In May, Recurrent hired a chief revenue officer, Matt Young, who helped build a centralized sales organization using its titles’ existing sellers; Task & Purpose, Bonnier’s titles and Domino all had existing direct sales teams when they were acquired, and they now work across Recurrent’s other brands — Donut’s sales team will be integrated in 2022.
That centralization helped Recurrent nab direct deals with large advertisers including Verizon, Continental, CB2 and Crate & Kids; direct ad sales revenue “nearly doubled” year over year, Young said.
Scott Mulqueen was hired in July to run the company’s programmatic ad stack, and has since signed up a number of new exchange and SSP partners, leading to about a 30% RPM increase since he started.

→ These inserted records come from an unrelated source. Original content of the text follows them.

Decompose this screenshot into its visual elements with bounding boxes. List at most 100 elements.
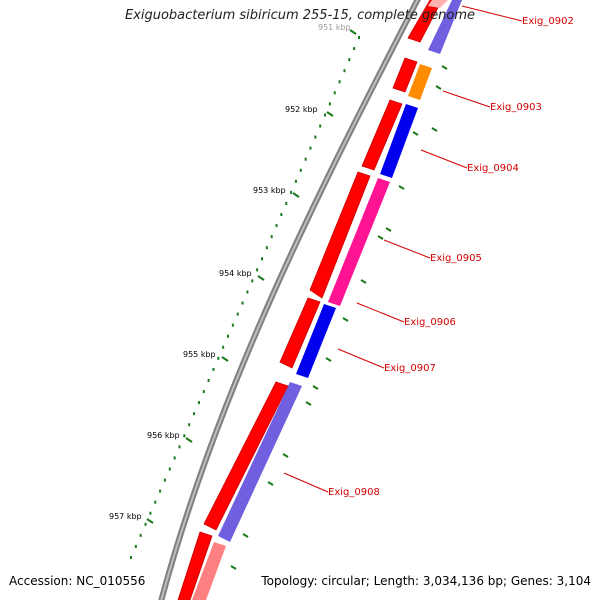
scale-dot xyxy=(178,445,181,449)
minor-tick xyxy=(305,401,312,406)
scale-dot xyxy=(280,213,283,217)
gene-label[interactable]: Exig_0906 xyxy=(404,317,456,328)
leader-line xyxy=(420,149,468,169)
scale-dots xyxy=(130,36,360,559)
gene-label[interactable]: Exig_0907 xyxy=(384,363,436,374)
minor-tick xyxy=(242,533,249,538)
scale-dot xyxy=(328,102,331,106)
scale-dot xyxy=(285,201,288,205)
scale-dot xyxy=(212,367,215,371)
gene-leader-lines xyxy=(283,5,523,493)
minor-tick xyxy=(312,385,319,390)
scale-dot xyxy=(314,135,317,139)
scale-labels: 951 kbp 952 kbp 953 kbp 954 kbp 955 kbp 956 k… xyxy=(109,23,351,521)
scale-dot xyxy=(324,113,327,117)
leader-line xyxy=(383,239,431,259)
minor-tick xyxy=(385,227,392,232)
minor-tick xyxy=(435,85,442,90)
gene-arrow[interactable] xyxy=(392,57,418,93)
scale-dot xyxy=(173,456,176,460)
leader-line xyxy=(461,5,523,22)
minor-tick xyxy=(325,357,332,362)
scale-dot xyxy=(231,323,234,327)
minor-tick xyxy=(282,453,289,458)
scale-dot xyxy=(217,356,220,360)
gene-label[interactable]: Exig_0905 xyxy=(430,253,482,264)
scale-dot xyxy=(275,224,278,228)
minor-tick xyxy=(360,279,367,284)
scale-tick xyxy=(257,275,265,281)
gene-block[interactable] xyxy=(328,178,390,306)
scale-dot xyxy=(163,478,166,482)
scale-dot xyxy=(207,378,210,382)
gene-arrow[interactable] xyxy=(177,531,213,600)
scale-tick xyxy=(185,437,193,443)
scale-dot xyxy=(134,544,137,548)
minor-tick xyxy=(431,127,438,132)
scale-dot xyxy=(343,69,346,73)
minor-tick xyxy=(377,235,384,240)
scale-dot xyxy=(188,423,191,427)
scale-dot xyxy=(260,257,263,261)
scale-tick xyxy=(349,29,357,35)
minor-tick xyxy=(412,131,419,136)
leader-line xyxy=(283,472,329,493)
scale-label: 956 kbp xyxy=(147,431,180,440)
gene-block[interactable] xyxy=(218,382,302,542)
scale-ticks xyxy=(146,29,448,570)
scale-dot xyxy=(348,58,351,62)
gene-block[interactable] xyxy=(296,304,336,378)
genome-backbone xyxy=(158,0,421,600)
scale-dot xyxy=(193,412,196,416)
gene-block[interactable] xyxy=(428,0,448,8)
gene-arrow[interactable] xyxy=(361,99,403,171)
scale-dot xyxy=(130,556,132,559)
accession-label: Accession: NC_010556 xyxy=(9,574,146,588)
scale-dot xyxy=(265,246,268,250)
scale-dot xyxy=(159,489,162,493)
minor-tick xyxy=(342,317,349,322)
gene-labels: Exig_0902 Exig_0903 Exig_0904 Exig_0905 Exig… xyxy=(328,16,574,498)
gene-block[interactable] xyxy=(380,104,418,178)
gene-label[interactable]: Exig_0904 xyxy=(467,163,519,174)
scale-dot xyxy=(256,268,259,272)
gene-block[interactable] xyxy=(428,0,462,54)
scale-dot xyxy=(144,522,147,526)
gene-label[interactable]: Exig_0902 xyxy=(522,16,574,27)
gene-arrow[interactable] xyxy=(309,171,371,299)
gene-arrow[interactable] xyxy=(407,0,443,43)
scale-dot xyxy=(149,511,152,515)
scale-dot xyxy=(227,334,230,338)
scale-tick xyxy=(221,356,229,362)
scale-label: 952 kbp xyxy=(285,105,318,114)
scale-dot xyxy=(358,36,360,39)
scale-dot xyxy=(246,290,249,294)
scale-dot xyxy=(299,168,302,172)
gene-arrow[interactable] xyxy=(279,297,321,369)
scale-label: 951 kbp xyxy=(318,23,351,32)
scale-tick xyxy=(326,111,334,117)
scale-dot xyxy=(241,301,244,305)
scale-dot xyxy=(319,124,322,128)
scale-dot xyxy=(294,179,297,183)
forward-strand xyxy=(177,0,443,600)
scale-dot xyxy=(139,533,142,537)
gene-arrow[interactable] xyxy=(203,381,289,531)
genome-title: Exiguobacterium sibiricum 255-15, comple… xyxy=(124,8,476,23)
topology-label: Topology: circular; Length: 3,034,136 bp… xyxy=(261,574,591,588)
scale-dot xyxy=(290,190,293,194)
gene-block[interactable] xyxy=(192,542,226,600)
minor-tick xyxy=(230,565,237,570)
leader-line xyxy=(356,302,405,323)
scale-dot xyxy=(197,401,200,405)
gene-label[interactable]: Exig_0908 xyxy=(328,487,380,498)
scale-label: 955 kbp xyxy=(183,350,216,359)
scale-dot xyxy=(338,80,341,84)
scale-tick xyxy=(146,518,154,524)
gene-label[interactable]: Exig_0903 xyxy=(490,102,542,113)
gene-block[interactable] xyxy=(408,64,432,100)
scale-label: 954 kbp xyxy=(219,269,252,278)
leader-line xyxy=(442,90,491,108)
scale-dot xyxy=(154,500,157,504)
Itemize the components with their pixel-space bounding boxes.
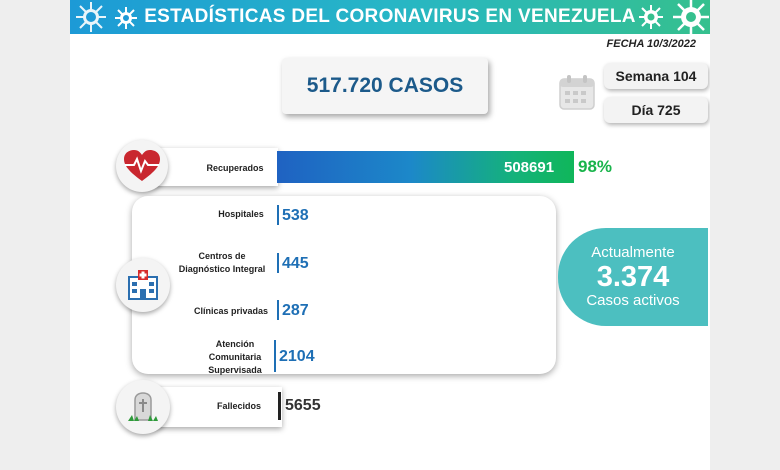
care-bar-hospitals [277,205,279,225]
deaths-bar [278,392,281,420]
total-cases-value: 517.720 CASOS [306,74,464,97]
virus-icon [639,5,663,29]
care-value-community: 2104 [279,348,315,365]
tombstone-icon [128,392,158,421]
recovered-bar [277,151,574,183]
care-bar-clinics [277,300,279,320]
active-cases-value: 3.374 [596,261,670,293]
report-date: FECHA 10/3/2022 [606,38,696,50]
deaths-value: 5655 [285,397,321,414]
virus-icon [76,2,106,32]
care-value-cdi: 445 [282,255,309,272]
care-bar-cdi [277,253,279,273]
active-cases-caption-bottom: Casos activos [586,292,680,309]
week-pill: Semana 104 [604,63,708,89]
active-cases-badge: Actualmente 3.374 Casos activos [558,228,708,326]
deaths-label: Fallecidos [216,401,261,411]
header-banner: ESTADÍSTICAS DEL CORONAVIRUS EN VENEZUEL… [70,0,710,35]
care-label-hospitals: Hospitales [218,209,264,219]
care-value-clinics: 287 [282,302,309,319]
week-label: Semana 104 [615,68,697,84]
recovered-percent: 98% [578,157,613,176]
calendar-icon [559,75,595,110]
virus-icon [115,7,137,29]
heart-pulse-icon [124,150,160,181]
page-title: ESTADÍSTICAS DEL CORONAVIRUS EN VENEZUEL… [144,6,636,27]
care-icon-circle [116,258,170,312]
care-bar-community [274,340,276,372]
care-label-clinics: Clínicas privadas [193,306,269,316]
day-label: Día 725 [631,102,681,118]
recovered-label: Recuperados [206,163,264,173]
care-panel [132,196,556,374]
infographic-card: ESTADÍSTICAS DEL CORONAVIRUS EN VENEZUEL… [70,0,710,470]
care-label-cdi: Centros de Diagnóstico Integral [178,251,266,274]
day-pill: Día 725 [604,97,708,123]
recovered-value: 508691 [504,159,555,176]
active-cases-caption-top: Actualmente [591,244,675,261]
deaths-icon-circle [116,380,170,434]
hospital-icon [128,270,158,300]
care-label-community: Atención Comunitaria Supervisada [208,339,262,375]
care-value-hospitals: 538 [282,207,309,224]
total-cases-box: 517.720 CASOS [282,58,488,114]
recovered-icon-circle [116,140,168,192]
virus-icon [673,0,709,35]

Building better scale in select verticals — Recurrent operates brands in the automotive, military and defense, home and garden, science, outdoor and lifestyle space — makes Recurrent a more attractive place for advertisers to spend money, ad buyers said.
“Partners prefer going to one publisher with multiple verticals,” said Ashley Karim-Kincey, vp of media at the agency Dagger. “Recurrent is doing just that. It’s been paying attention to market needs and adjusting its offerings accordingly.”
Over time, Johnson wants advertising to make up less than 50% of Recurrent’s revenue — “Having been in the media business, where the advertising market deteriorated very quickly, we don’t want to depend on advertising,” Johnson said.
In 2022, he’s focused on growing subscriptions and memberships (which currently make up about 10% of the company’s revenue), as well as merchandise, events and product licensing.
Here, again, the company has resources to work with: JancisRobinson.com, Domino, Field & Stream, Outdoor Life and Popular Science all came with existing subscriptions businesses. Though Recurrent Ventures declined to share how many subscribers it has in total, Johnson said he will roll out more subscriptions with different tiers at the company, such as access to exclusive content or merchandise, and in-person events.
The challenges of a buying binge
There are “inherent risks” with Recurrent’s pace of acquisitions, both already made and planned, Nemetz said. It’s a “big logistical challenge to integrate those new companies that quickly.”
When asked about these challenges, Johnson cited virtual events, monthly meetings held by the audience division, quarterly all-hands meetings and lunch and learns as ways to help bring employees together while working remotely. The company is headquartered in Miami, with hubs in New York City and San Francisco, but employees live around the country.
“We have the challenges you would expect when scaling a business rapidly, but they’re good challenges and when you solve it, it means positive outcomes,” Young said, referring to bringing companies and new staff together under one roof. Kane Russell joined Recurrent in March as vp of integration and is responsible for making sure incoming brands connect with Recurrent’s shared service teams, a spokesperson said. The process takes several months.
“The biggest benefit” of being attached to North Equity is that the firm is “entirely focused on acquisitions and fundraising,” Young said, so that “the executive team can focus on running the business, make it as profitable as possible, and make it a great place for employees to work — and we don’t have to worry about fundraising or deal-raising.”
While Recurrent could appeal to marketers “looking for a one-stop-shop for niche audience segments,” its ability to compete with other companies “really depends on how Recurrent packages its catalog offerings and if the value proposition for each category is clearly defined before going to market,” Karim-Kincey said.
Seave from Quantum Media agrees: “My assumption looking at this is [Recurrent] thinks they are experts in media — they are fixing the balance sheet so it works for them, and are using expertise across their different brands.” For both selling advertising or enabling SEO across brands in a large portfolio, that expertise “matters,” she said.